2011-12 Lecture
Kenman Wong, Ph.D.
Monday, Oct. 24, 2011
7:30 p.m.
Stretansky Concert Hall
Cunningham Center for Music
Kenman Wong (Ph.D., University of Southern California) serves as a faculty member at Seattle Pacific University’s School of Business and Economics where he teaches courses in business ethics, microfinance, and business and global poverty.
Wong also provides leadership for co-curricular programs focused on market-oriented solutions to global poverty. In this capacity, he has served as co-chair of two innovative conferences: Bottom Billions/ Bottom Line: The Role of Business in Ending Poverty (April, 2011) and the Pacific Northwest Microfinance Conference (May, 2009).

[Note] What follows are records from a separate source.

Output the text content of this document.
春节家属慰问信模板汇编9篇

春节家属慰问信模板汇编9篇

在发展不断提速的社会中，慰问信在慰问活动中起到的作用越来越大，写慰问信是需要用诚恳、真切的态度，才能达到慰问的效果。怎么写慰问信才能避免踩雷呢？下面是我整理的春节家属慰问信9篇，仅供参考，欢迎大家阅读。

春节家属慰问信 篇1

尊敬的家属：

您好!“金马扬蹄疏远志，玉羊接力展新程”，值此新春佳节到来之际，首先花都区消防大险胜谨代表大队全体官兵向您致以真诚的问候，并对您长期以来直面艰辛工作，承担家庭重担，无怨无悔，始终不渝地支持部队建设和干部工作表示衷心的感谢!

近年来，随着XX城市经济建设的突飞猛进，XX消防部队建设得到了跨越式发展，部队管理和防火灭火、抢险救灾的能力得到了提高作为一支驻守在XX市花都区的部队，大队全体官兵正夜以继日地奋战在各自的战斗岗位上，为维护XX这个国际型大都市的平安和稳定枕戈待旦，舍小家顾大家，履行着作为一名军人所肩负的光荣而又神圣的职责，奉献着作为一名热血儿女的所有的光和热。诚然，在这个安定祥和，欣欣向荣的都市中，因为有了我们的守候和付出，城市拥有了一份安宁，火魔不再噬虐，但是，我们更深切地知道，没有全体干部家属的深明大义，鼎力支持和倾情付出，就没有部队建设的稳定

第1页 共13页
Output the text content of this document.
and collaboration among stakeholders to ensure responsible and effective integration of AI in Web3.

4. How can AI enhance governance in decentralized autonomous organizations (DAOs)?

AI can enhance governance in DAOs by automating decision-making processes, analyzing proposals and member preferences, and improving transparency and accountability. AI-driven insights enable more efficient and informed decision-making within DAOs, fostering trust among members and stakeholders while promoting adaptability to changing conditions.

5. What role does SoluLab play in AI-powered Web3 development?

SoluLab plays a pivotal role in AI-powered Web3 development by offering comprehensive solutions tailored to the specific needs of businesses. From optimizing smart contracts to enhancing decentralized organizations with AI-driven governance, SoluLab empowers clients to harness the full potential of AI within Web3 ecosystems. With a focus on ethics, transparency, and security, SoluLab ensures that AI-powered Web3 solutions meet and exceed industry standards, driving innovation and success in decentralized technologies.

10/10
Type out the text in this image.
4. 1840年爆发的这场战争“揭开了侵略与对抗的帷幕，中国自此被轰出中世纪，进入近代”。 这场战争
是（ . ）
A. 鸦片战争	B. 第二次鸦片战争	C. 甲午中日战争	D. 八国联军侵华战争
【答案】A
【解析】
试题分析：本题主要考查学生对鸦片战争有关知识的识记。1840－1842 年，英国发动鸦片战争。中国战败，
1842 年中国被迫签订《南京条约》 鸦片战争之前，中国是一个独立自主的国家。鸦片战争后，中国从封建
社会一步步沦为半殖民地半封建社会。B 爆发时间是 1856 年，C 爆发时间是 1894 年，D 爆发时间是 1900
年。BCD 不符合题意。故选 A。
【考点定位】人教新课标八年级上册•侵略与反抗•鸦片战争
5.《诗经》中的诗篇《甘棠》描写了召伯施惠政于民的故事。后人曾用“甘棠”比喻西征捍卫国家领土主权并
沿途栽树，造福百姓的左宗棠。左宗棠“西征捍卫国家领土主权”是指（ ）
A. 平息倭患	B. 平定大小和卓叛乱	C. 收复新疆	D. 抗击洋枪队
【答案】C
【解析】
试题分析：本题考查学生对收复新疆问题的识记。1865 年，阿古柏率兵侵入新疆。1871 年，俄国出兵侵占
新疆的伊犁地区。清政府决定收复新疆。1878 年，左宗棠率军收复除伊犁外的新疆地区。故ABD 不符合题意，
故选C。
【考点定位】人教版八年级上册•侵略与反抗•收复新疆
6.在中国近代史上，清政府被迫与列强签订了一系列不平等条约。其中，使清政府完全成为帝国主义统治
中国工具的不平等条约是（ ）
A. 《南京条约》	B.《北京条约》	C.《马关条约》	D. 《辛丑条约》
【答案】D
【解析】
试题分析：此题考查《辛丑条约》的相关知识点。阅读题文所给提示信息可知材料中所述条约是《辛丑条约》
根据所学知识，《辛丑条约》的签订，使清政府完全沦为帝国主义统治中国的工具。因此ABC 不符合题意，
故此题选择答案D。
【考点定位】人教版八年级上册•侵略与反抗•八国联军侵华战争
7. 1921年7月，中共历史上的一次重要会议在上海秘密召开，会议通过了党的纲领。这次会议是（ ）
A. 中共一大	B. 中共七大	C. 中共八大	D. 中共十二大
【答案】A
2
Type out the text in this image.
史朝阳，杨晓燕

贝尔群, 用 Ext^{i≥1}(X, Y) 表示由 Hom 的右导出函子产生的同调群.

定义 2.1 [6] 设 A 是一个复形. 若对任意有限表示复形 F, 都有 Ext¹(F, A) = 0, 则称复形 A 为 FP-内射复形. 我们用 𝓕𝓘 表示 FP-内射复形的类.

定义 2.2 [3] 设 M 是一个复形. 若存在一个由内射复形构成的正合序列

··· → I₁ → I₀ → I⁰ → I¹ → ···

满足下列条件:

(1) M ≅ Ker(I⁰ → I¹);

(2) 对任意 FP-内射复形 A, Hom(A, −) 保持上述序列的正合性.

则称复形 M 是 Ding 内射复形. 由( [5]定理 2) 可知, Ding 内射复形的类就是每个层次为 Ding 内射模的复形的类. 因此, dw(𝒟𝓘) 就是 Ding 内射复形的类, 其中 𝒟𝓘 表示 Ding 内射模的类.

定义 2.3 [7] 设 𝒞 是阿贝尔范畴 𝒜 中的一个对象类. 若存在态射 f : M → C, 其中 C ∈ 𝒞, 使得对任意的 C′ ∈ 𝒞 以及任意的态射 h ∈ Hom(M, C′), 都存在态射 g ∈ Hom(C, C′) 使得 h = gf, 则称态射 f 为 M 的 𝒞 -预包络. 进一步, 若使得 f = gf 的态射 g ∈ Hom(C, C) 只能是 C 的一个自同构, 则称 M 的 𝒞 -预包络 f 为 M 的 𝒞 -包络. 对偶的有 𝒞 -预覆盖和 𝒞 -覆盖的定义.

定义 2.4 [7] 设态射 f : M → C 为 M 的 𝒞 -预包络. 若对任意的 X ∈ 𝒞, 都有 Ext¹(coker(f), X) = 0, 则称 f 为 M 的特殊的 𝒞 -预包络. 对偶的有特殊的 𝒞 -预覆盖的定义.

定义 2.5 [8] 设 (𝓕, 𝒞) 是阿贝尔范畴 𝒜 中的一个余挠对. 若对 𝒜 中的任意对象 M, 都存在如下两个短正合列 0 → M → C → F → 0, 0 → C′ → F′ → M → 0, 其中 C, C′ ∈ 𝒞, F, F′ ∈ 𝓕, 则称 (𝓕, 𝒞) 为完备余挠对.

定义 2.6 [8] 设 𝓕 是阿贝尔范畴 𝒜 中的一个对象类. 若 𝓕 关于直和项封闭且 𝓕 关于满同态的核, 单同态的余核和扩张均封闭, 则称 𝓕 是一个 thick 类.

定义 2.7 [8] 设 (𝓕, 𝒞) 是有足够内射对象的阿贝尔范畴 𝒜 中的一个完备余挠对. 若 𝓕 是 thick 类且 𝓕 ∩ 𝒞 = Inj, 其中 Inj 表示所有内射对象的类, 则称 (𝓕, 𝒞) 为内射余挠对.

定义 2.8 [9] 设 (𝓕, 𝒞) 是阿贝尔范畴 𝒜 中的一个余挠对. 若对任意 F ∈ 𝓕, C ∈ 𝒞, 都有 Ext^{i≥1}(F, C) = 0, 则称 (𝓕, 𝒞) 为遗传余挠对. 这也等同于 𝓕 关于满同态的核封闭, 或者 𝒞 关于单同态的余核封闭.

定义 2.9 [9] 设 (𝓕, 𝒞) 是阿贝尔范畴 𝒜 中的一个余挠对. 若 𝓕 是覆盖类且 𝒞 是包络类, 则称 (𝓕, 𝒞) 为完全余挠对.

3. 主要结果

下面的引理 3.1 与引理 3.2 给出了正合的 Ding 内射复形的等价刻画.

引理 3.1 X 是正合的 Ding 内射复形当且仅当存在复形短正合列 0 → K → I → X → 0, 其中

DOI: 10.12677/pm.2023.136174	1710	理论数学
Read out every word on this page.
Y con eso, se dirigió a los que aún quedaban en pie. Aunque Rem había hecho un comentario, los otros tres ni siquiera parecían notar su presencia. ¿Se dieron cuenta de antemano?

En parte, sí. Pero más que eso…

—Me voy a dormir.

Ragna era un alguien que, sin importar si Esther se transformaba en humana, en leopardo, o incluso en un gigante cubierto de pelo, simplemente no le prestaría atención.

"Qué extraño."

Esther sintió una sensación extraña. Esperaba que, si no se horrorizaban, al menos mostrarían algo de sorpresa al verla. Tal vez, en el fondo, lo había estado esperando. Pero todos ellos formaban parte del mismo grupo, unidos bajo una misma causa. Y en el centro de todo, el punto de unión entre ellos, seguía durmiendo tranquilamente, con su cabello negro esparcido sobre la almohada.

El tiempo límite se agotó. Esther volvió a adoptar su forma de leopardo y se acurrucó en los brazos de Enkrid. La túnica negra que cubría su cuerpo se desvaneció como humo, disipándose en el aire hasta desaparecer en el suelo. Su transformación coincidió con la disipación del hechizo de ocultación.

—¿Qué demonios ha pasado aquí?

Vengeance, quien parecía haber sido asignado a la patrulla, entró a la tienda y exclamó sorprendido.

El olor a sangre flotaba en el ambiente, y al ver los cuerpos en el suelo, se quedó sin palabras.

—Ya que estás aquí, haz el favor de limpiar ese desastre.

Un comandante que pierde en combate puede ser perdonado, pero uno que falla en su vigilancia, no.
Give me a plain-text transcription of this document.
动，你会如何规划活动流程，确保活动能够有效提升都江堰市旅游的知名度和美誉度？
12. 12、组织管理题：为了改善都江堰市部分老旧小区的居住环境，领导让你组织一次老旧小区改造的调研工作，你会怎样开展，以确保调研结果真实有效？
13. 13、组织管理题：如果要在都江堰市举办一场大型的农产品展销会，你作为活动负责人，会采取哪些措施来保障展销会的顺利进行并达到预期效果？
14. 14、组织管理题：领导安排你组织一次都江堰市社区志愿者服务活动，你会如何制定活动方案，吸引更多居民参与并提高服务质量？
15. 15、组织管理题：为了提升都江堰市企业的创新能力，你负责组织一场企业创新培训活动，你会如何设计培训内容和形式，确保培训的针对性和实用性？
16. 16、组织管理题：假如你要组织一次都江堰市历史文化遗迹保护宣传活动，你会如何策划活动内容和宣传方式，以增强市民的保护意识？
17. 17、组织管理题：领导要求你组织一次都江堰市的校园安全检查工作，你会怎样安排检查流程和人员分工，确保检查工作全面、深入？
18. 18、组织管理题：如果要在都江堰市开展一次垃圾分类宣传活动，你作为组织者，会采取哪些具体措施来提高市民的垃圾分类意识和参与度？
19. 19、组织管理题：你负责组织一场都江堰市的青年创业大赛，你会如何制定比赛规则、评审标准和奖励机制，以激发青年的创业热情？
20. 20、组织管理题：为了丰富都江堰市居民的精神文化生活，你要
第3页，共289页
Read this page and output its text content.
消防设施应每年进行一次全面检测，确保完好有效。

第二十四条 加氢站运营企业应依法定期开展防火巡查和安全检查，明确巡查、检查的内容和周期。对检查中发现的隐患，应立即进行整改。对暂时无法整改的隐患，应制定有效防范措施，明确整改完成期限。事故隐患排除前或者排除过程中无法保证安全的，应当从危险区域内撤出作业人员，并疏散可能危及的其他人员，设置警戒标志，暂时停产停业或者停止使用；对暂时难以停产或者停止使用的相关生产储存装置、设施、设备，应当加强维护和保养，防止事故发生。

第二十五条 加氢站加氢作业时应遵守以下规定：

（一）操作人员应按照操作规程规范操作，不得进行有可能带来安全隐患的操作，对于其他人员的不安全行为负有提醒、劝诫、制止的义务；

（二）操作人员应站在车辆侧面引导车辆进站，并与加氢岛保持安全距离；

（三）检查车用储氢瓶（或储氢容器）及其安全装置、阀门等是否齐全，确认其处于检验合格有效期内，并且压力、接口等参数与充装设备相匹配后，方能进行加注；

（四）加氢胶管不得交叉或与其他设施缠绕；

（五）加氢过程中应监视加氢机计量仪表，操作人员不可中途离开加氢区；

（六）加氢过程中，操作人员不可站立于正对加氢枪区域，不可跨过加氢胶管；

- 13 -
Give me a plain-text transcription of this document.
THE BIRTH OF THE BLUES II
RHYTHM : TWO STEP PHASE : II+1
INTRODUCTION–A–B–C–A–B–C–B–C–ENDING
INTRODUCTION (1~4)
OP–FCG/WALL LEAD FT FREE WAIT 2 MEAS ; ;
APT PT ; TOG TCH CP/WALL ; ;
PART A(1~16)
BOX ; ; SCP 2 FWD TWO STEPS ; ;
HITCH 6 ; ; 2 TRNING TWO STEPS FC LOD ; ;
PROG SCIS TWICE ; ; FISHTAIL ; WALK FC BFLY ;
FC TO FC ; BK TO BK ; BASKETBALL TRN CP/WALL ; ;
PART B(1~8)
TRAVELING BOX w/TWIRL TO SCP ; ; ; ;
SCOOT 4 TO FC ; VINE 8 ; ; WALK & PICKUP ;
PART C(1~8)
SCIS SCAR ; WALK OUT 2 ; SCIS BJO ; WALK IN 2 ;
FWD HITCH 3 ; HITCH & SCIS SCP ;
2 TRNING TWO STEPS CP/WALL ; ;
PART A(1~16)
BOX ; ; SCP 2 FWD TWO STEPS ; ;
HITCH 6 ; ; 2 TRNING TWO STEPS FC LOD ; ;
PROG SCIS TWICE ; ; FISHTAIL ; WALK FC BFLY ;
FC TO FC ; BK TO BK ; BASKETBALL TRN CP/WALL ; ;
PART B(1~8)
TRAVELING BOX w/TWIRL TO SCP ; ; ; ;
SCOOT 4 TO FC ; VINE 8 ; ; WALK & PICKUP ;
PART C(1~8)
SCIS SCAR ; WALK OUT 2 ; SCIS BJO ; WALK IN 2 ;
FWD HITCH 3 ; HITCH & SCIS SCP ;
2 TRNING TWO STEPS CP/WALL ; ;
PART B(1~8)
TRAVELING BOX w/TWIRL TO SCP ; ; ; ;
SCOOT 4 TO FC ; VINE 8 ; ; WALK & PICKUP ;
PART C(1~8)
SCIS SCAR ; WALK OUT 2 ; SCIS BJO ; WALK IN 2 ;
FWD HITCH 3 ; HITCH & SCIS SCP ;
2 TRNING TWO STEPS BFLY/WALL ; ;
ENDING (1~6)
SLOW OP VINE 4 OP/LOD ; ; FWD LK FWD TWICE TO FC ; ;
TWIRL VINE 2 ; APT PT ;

Wong is the author of several books including Medicine and The Marketplace (Notre Dame University Press, 1999) and most recently, with Scott Rae, Business for the Common Good: A Christian Vision for the Marketplace (IVP Academic, 2011).
Prior to becoming a professor, he was employed with the technology and management consulting firm, Accenture (then known as Andersen Consulting). He lives in Seattle with his wife and three children.
In his lecture, “Bottom Lines for the Bottom Billions: The Role(s) of Business in Ending Poverty,” Wong will discuss how profit-generating organizations of various structures, sizes and across many industries can work to address this pressing problem.
He will begin with an exploration of the appropriate moral purposes and responsibilities of business. After offering an answer to this question, he will then present a case for why and how business can be a proactive partner in the creation of both economic and social value for people living at the bottom of the global economic ladder.